‘We’ve all been mistaken for the secretary’

4 minute read

Australian women are still struggling for equality in healthcare leadership, and the pandemic did not help.

Despite women regularly making up more than half of new med school enrolments, researchers warn that the fight for gender equality in Australian medicine is far from over.

Women make up three-quarters of the country’s healthcare workforce; one in four working Australian women is employed in the health sector.

Health leadership, however, is a different story.

Fewer than half of Australia’s medical deans, public healthcare board chairs, chief medical officers and private hospital CEOs are women.

Just two AMA presidents have been female in the association’s 60-year history.

General practice has performed slightly better, with six female RACGP presidents over the same time period.

While it can be easy to assume that women in Australia have already fought the gender equality battle and won, women’s health researcher Professor Helena Teede told The Medical Republic that a lot of progress had been lost during the pandemic.

“The imbalance between the [makeup of the] frontline workforce and the leadership is quite stuck,” she said.

“And it’s not getting better, especially not through covid – the statistics are showing that we’ve plateaued.”

Professor Teede is the chief investigator for the Australian arm of the Advancing Women in Healthcare Leadership initiative, which is supported by a mix of government funding, grants and 21 industry partners.

Too often, she’s heard female doctors tell stories about being mistaken for another member of the healthcare team.

“Every woman’s got countless stories about how they’ve walked into rooms as the doctor or the surgeon and it’s been assumed that they’re the secretary,” Professor Teede said.

The AMA, which is one of the lead partners on the project, collaborated with AWHL to run a workshop last week where it set priorities to create a strategy that will support women to take on leadership positions within the organisations.

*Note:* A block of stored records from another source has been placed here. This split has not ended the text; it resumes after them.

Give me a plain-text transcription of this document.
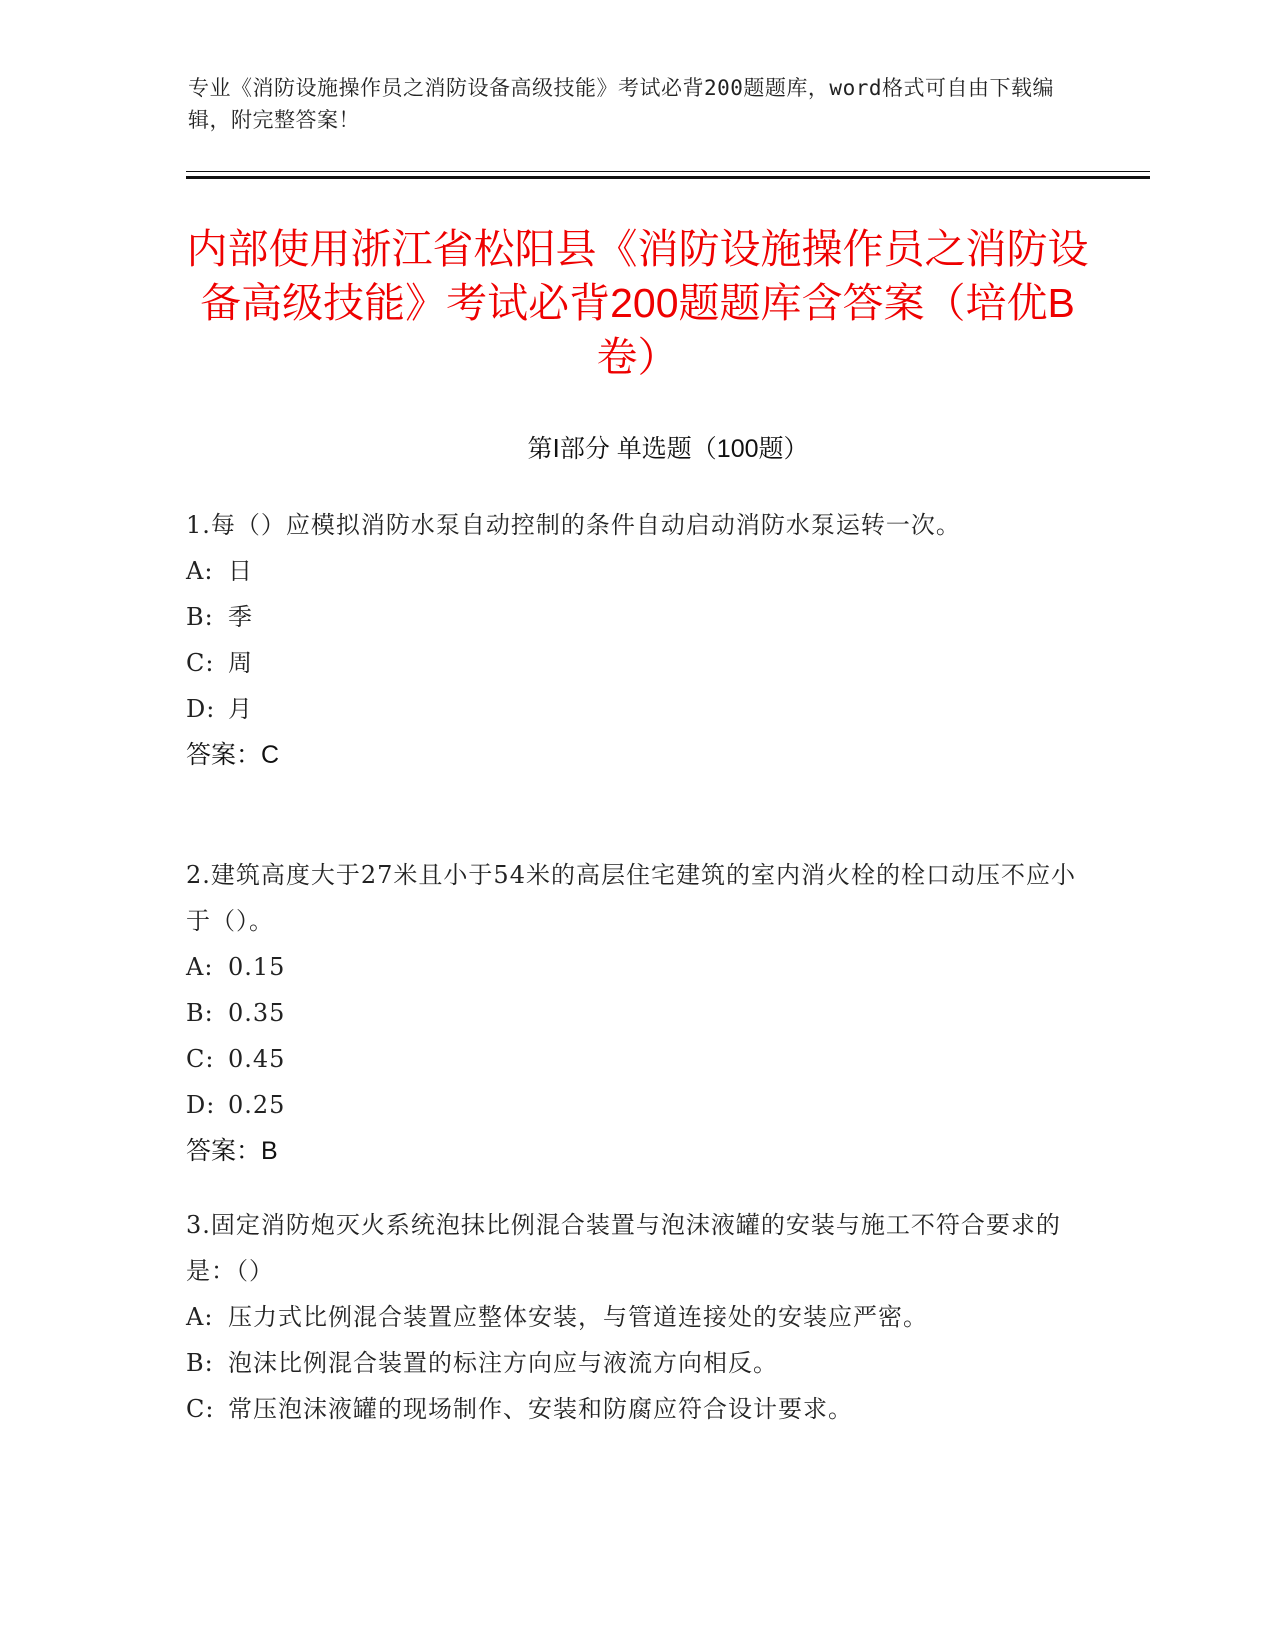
专业《消防设施操作员之消防设备高级技能》考试必背200题题库，word格式可自由下载编辑，附完整答案！
内部使用浙江省松阳县《消防设施操作员之消防设备高级技能》考试必背200题题库含答案（培优B卷）
第Ⅰ部分 单选题（100题）

1.每（）应模拟消防水泵自动控制的条件自动启动消防水泵运转一次。

A: 日

B: 季

C: 周

D: 月

答案：C

2.建筑高度大于27米且小于54米的高层住宅建筑的室内消火栓的栓口动压不应小于（）。

A: 0.15

B: 0.35

C: 0.45

D: 0.25

答案：B

3.固定消防炮灭火系统泡抹比例混合装置与泡沫液罐的安装与施工不符合要求的是：（）

A: 压力式比例混合装置应整体安装，与管道连接处的安装应严密。

B: 泡沫比例混合装置的标注方向应与液流方向相反。

C: 常压泡沫液罐的现场制作、安装和防腐应符合设计要求。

“The evidence is crystal clear that organisations increasing their share of women in leadership perform better overall,” president Professor Steve Robson said. “We are committed to increasing women’s representation in the AMA leadership and representation structure and promoting this across the medical profession.”

The AMA has set a target of women eventually holding 50% of federal AMA representative positions.

Affirmative action targets like these, Professor Teede said, can be perceived as unfair or appear to undermine merit.

She would like to see that thinking changed.

“Merit perpetuates bias and privilege,” she said.

“[Often] people frame the best person for the job as someone who looks like all the other leaders who they are interviewing – someone who’s gone to Philadelphia and done a cardiac fellowship because they could, because their wife went over with their kids and allowed them to do it – as opposed to a woman who can’t drag their three children and husband or wife halfway across the world.”

“Then you’ve got career disruptions and difficulties with conference attendance.

“All the traditional metrics we have for success, for standing out – there are barriers for women to do that.”

When considering the best person for a job, Professor Teede argued, it can be more enlightening to consider what opportunities they have or haven’t been afforded.

“Is the person the one who went to Philadelphia for two years [the better pick] or is it actually the person who stayed here and built your unit?” she said.

Professor Teede also emphasised that leadership should be measured in the influence that a person has over their work environment, rather than their formal job description.  

“Targets with transparent reporting can be quite powerful to force people to think about those things like merit differently,” she said.